Makna Persembahan Kepada Tuhan 5
Makna
persembahan kepada Tuhan ~ Landasan firman Tuhan untuk tema
makna persembahan kepada Tuhan diambil dari kitab Mazmur 116:12. Masih pada
persembahan persepuluhan. Nampaknya perlu pembahasan ini perlu dilanjutkan.
Mengapa? Karena masih banyak umat yang bertanya tentang wajib tidaknya kita
mengembalikan persembahan persepuluhan kepada TUHAN.
Ada yang mengatakan bahwa
persepuluhan itu hanya berlaku bagi orang Yahudi di jaman Perjanjian Lama, di Perjanjian
Baru tidak ada, apalagi di jaman kita. Atau ada yang mengatakan bahwa yang
penting itu memberikan persembahan dengan suka rela (sukacita) jangan dengan
duka ataupun paksa dalam prinsip solidaritas berbagi dengan sesama. Soal
jumlah itu terserah pada kemampuan dan ukuran rasa cinta masing-masing orang.

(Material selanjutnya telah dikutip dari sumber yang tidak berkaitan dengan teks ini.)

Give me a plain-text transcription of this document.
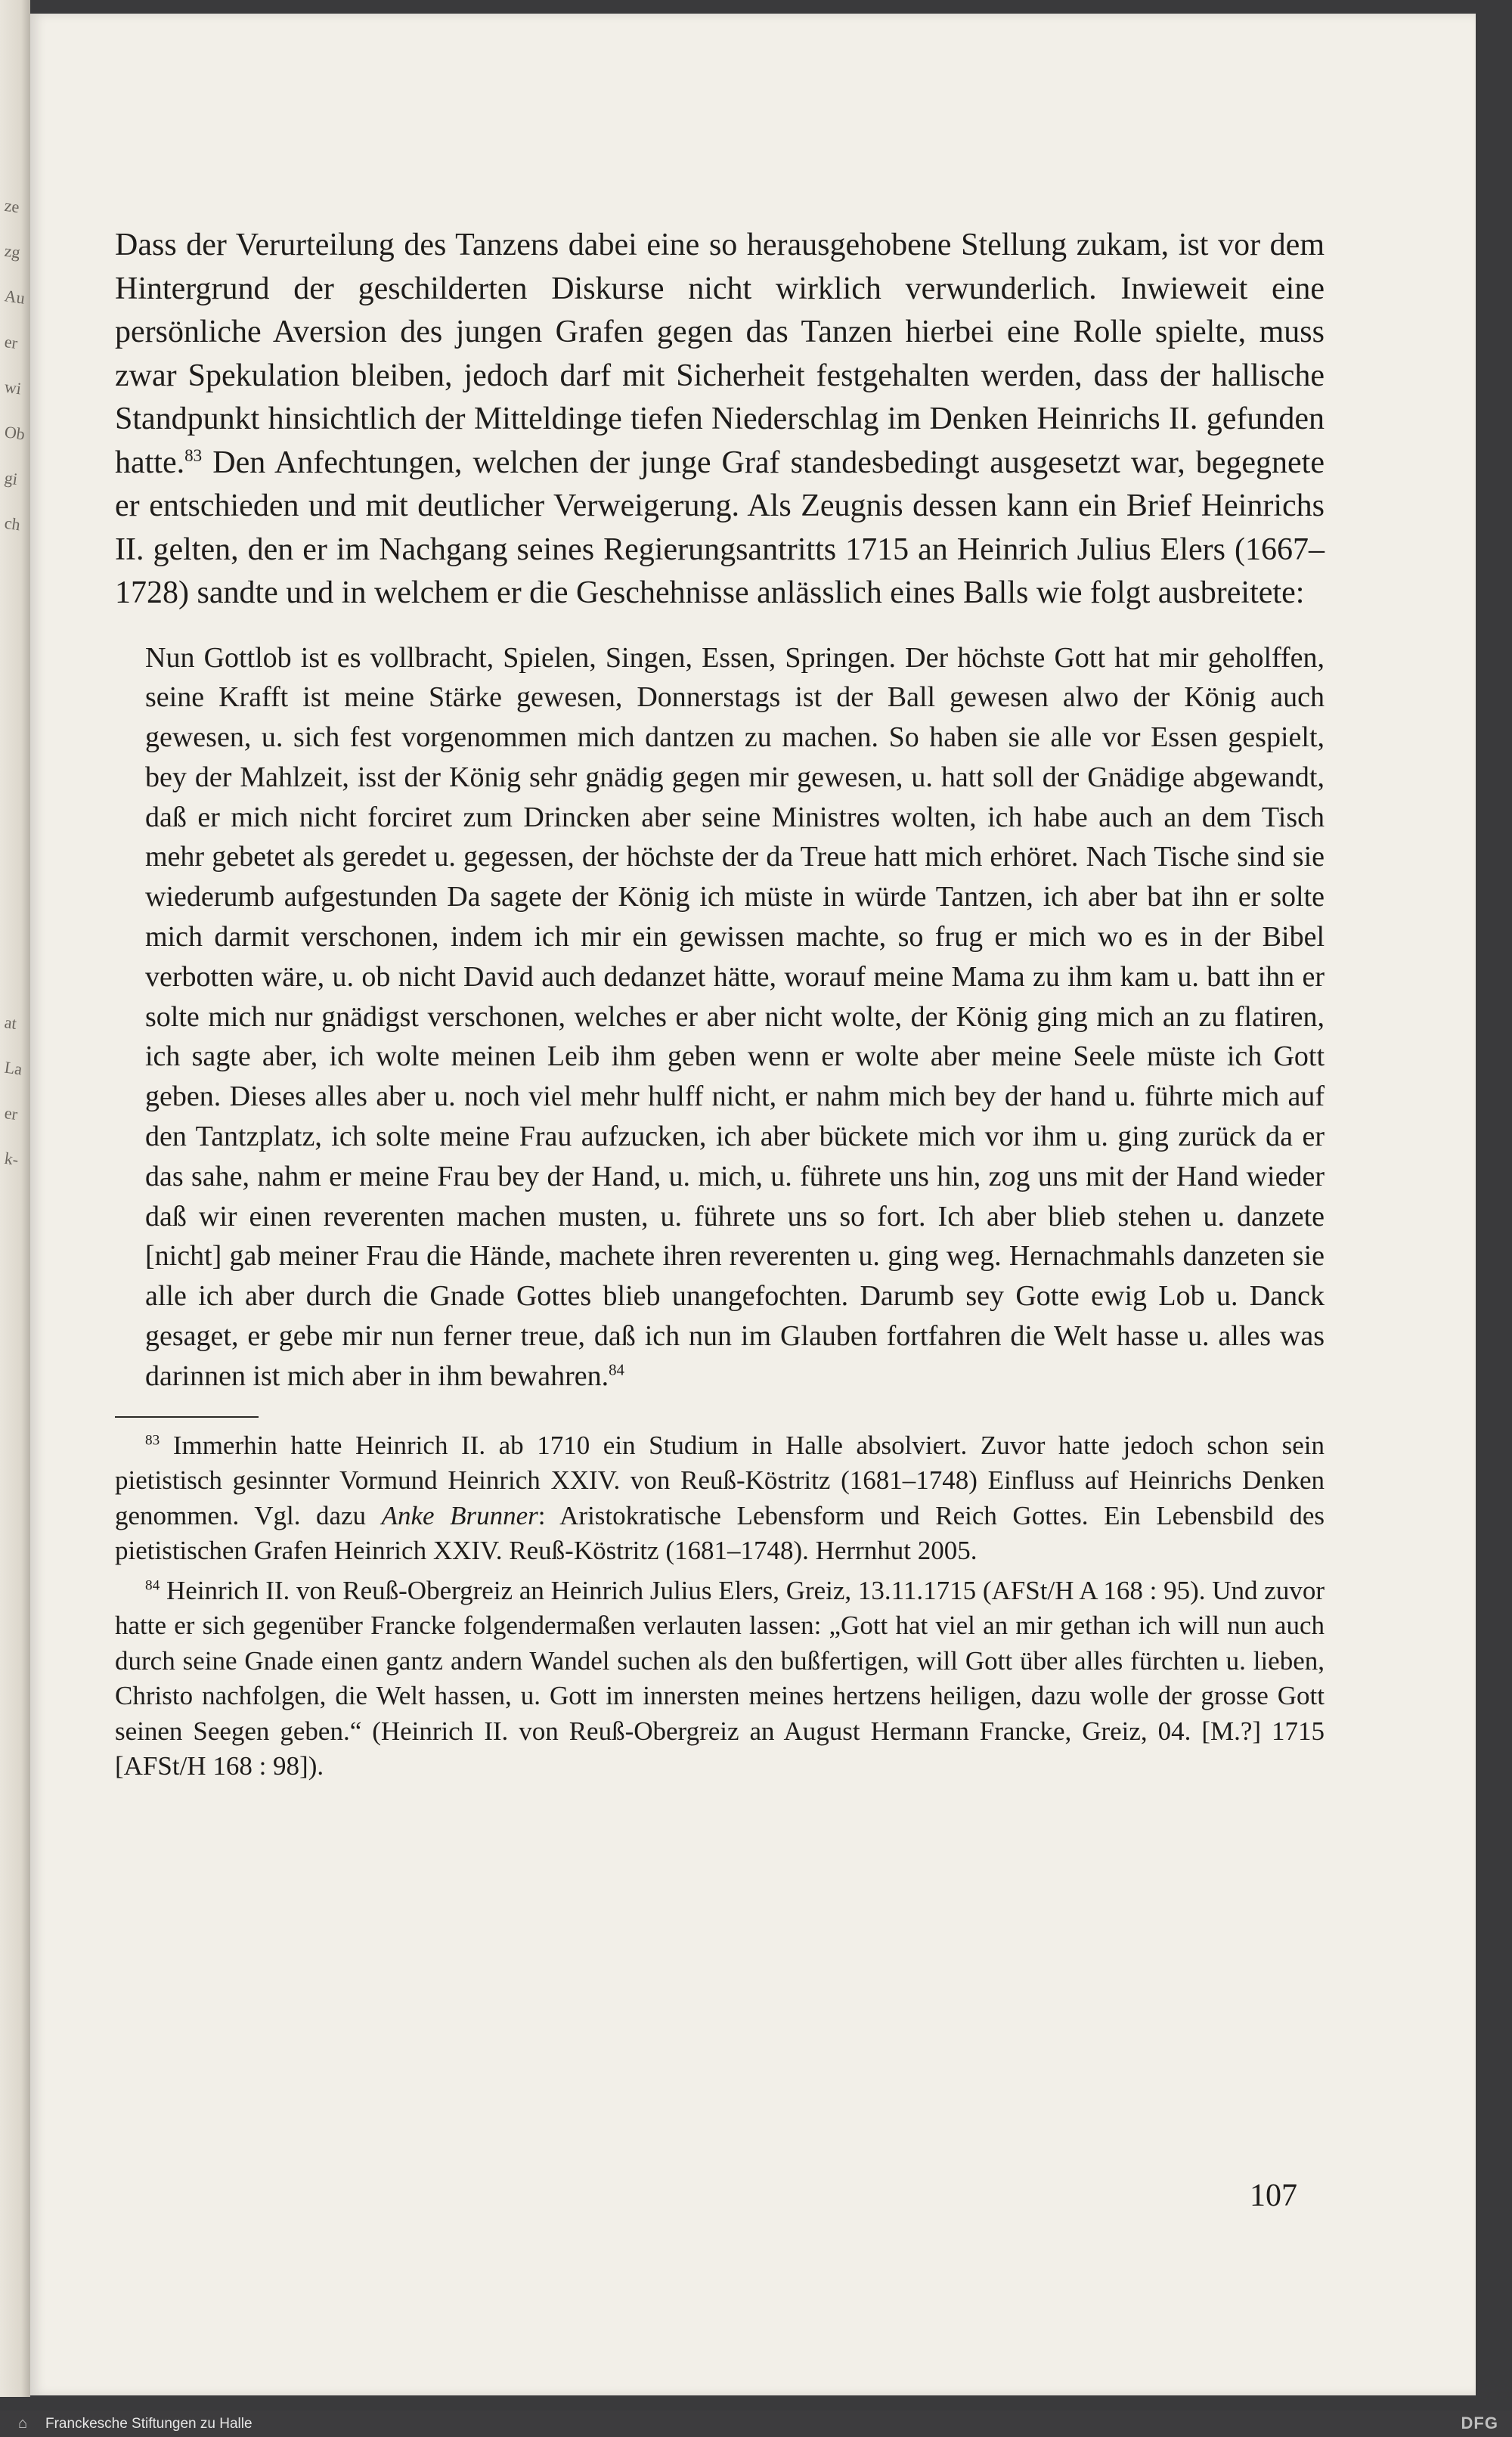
ze
zg
Au
er
wi
Ob
gi
ch
at
La
er
k-

Dass der Verurteilung des Tanzens dabei eine so herausgehobene Stellung zukam, ist vor dem Hintergrund der geschilderten Diskurse nicht wirklich verwunderlich. Inwieweit eine persönliche Aversion des jungen Grafen gegen das Tanzen hierbei eine Rolle spielte, muss zwar Spekulation bleiben, jedoch darf mit Sicherheit festgehalten werden, dass der hallische Standpunkt hinsichtlich der Mitteldinge tiefen Niederschlag im Denken Heinrichs II. gefunden hatte.$^{83}$ Den Anfechtungen, welchen der junge Graf standesbedingt ausgesetzt war, begegnete er entschieden und mit deutlicher Verweigerung. Als Zeugnis dessen kann ein Brief Heinrichs II. gelten, den er im Nachgang seines Regierungsantritts 1715 an Heinrich Julius Elers (1667–1728) sandte und in welchem er die Geschehnisse anlässlich eines Balls wie folgt ausbreitete:

Nun Gottlob ist es vollbracht, Spielen, Singen, Essen, Springen. Der höchste Gott hat mir geholffen, seine Krafft ist meine Stärke gewesen, Donnerstags ist der Ball gewesen alwo der König auch gewesen, u. sich fest vorgenommen mich dantzen zu machen. So haben sie alle vor Essen gespielt, bey der Mahlzeit, isst der König sehr gnädig gegen mir gewesen, u. hatt soll der Gnädige abgewandt, daß er mich nicht forciret zum Drincken aber seine Ministres wolten, ich habe auch an dem Tisch mehr gebetet als geredet u. gegessen, der höchste der da Treue hatt mich erhöret. Nach Tische sind sie wiederumb aufgestunden Da sagete der König ich müste in würde Tantzen, ich aber bat ihn er solte mich darmit verschonen, indem ich mir ein gewissen machte, so frug er mich wo es in der Bibel verbotten wäre, u. ob nicht David auch dedanzet hätte, worauf meine Mama zu ihm kam u. batt ihn er solte mich nur gnädigst verschonen, welches er aber nicht wolte, der König ging mich an zu flatiren, ich sagte aber, ich wolte meinen Leib ihm geben wenn er wolte aber meine Seele müste ich Gott geben. Dieses alles aber u. noch viel mehr hulff nicht, er nahm mich bey der hand u. führte mich auf den Tantzplatz, ich solte meine Frau aufzucken, ich aber bückete mich vor ihm u. ging zurück da er das sahe, nahm er meine Frau bey der Hand, u. mich, u. führete uns hin, zog uns mit der Hand wieder daß wir einen reverenten machen musten, u. führete uns so fort. Ich aber blieb stehen u. danzete [nicht] gab meiner Frau die Hände, machete ihren reverenten u. ging weg. Hernachmahls danzeten sie alle ich aber durch die Gnade Gottes blieb unangefochten. Darumb sey Gotte ewig Lob u. Danck gesaget, er gebe mir nun ferner treue, daß ich nun im Glauben fortfahren die Welt hasse u. alles was darinnen ist mich aber in ihm bewahren.$^{84}$

$^{83}$ Immerhin hatte Heinrich II. ab 1710 ein Studium in Halle absolviert. Zuvor hatte jedoch schon sein pietistisch gesinnter Vormund Heinrich XXIV. von Reuß-Köstritz (1681–1748) Einfluss auf Heinrichs Denken genommen. Vgl. dazu Anke Brunner: Aristokratische Lebensform und Reich Gottes. Ein Lebensbild des pietistischen Grafen Heinrich XXIV. Reuß-Köstritz (1681–1748). Herrnhut 2005.

$^{84}$ Heinrich II. von Reuß-Obergreiz an Heinrich Julius Elers, Greiz, 13.11.1715 (AFSt/H A 168 : 95). Und zuvor hatte er sich gegenüber Francke folgendermaßen verlauten lassen: „Gott hat viel an mir gethan ich will nun auch durch seine Gnade einen gantz andern Wandel suchen als den bußfertigen, will Gott über alles fürchten u. lieben, Christo nachfolgen, die Welt hassen, u. Gott im innersten meines hertzens heiligen, dazu wolle der grosse Gott seinen Seegen geben.“ (Heinrich II. von Reuß-Obergreiz an August Hermann Francke, Greiz, 04. [M.?] 1715 [AFSt/H 168 : 98]).

107
⌂	Franckesche Stiftungen zu Halle	DFG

Bukankah Roma 12:1 mengajarkan supaya kita mempersembahkan tubuh sebagai
persembahan yang hidup, yang kudus dan yang berkenan kepada Allah?
Saudara, menurut hemat kami,
apa yang diperintahkan, ditetapkan dan diaturkan oleh Tuhan dalam konteksnya (Perjanjian
Lama) masih tetap berlaku di Perjanjian Baru, yang dikoreksi di Perjanjian
Baru oleh Tuhan Yesus adalah sikap hati yang keliru dalam banyak praktek
ibadah, termasuk juga dalam memberikan (korban) persembahan. Yesus sendiri
berkata:
“Janganlah kamu menyangka,
bahwa Aku datang untuk meniadakan hukum Taurat atau kitab para nabi. Aku datang
bukan untuk meniadakannya, melainkan untuk menggenapinya. Karena Aku berkata
kepadamu: Sesungguhnya selama belum lenyap langit dan bumi ini, satu iota atau
satu titik pun tidak akan ditiadakan dari hukum Taurat, sebelum semuanya
terjadi. Karena itu siapa yang meniadakan salah satu perintah hukum Taurat
sekalipun yang paling kecil, dan mengajarkannya demikian kepada orang lain, ia
akan menduduki tempat yang paling rendah di dalam Kerajaan Sorga; tetapi siapa
yang melakukan dan mengajarkan segala perintah-perintah hukum Taurat, ia akan
menduduki tempat yang tinggi di dalam Kerajaan Sorga” – Matius 5:17-19.
Pertanyaannya: Mengapa
sepanjang hidup-Nya, Yesus tidak menekankan hal itu (persepuluhan) sebagai hal
yang penting dan utama, melainkan kasih kepada ALLAH dan (solidaritas) kepada
sesama sebagai yang utama? Ya, karena praktek ibadah telah begitu legalis
sehingga mengabaikan soal dan inti dari relasi yang benar antara manusia dengan
Allah serta sesamanya.
Model-model korban sajian,
bakaran, pendamaian, penebus dosa dan penebus salah oleh orang-orang Kristen
pasca kebangkitan Kristus memang dianggap tidak relevan karena sudah digenapkan
secara total oleh penebusan darah Kristus yang sempurna di atas kayu salib.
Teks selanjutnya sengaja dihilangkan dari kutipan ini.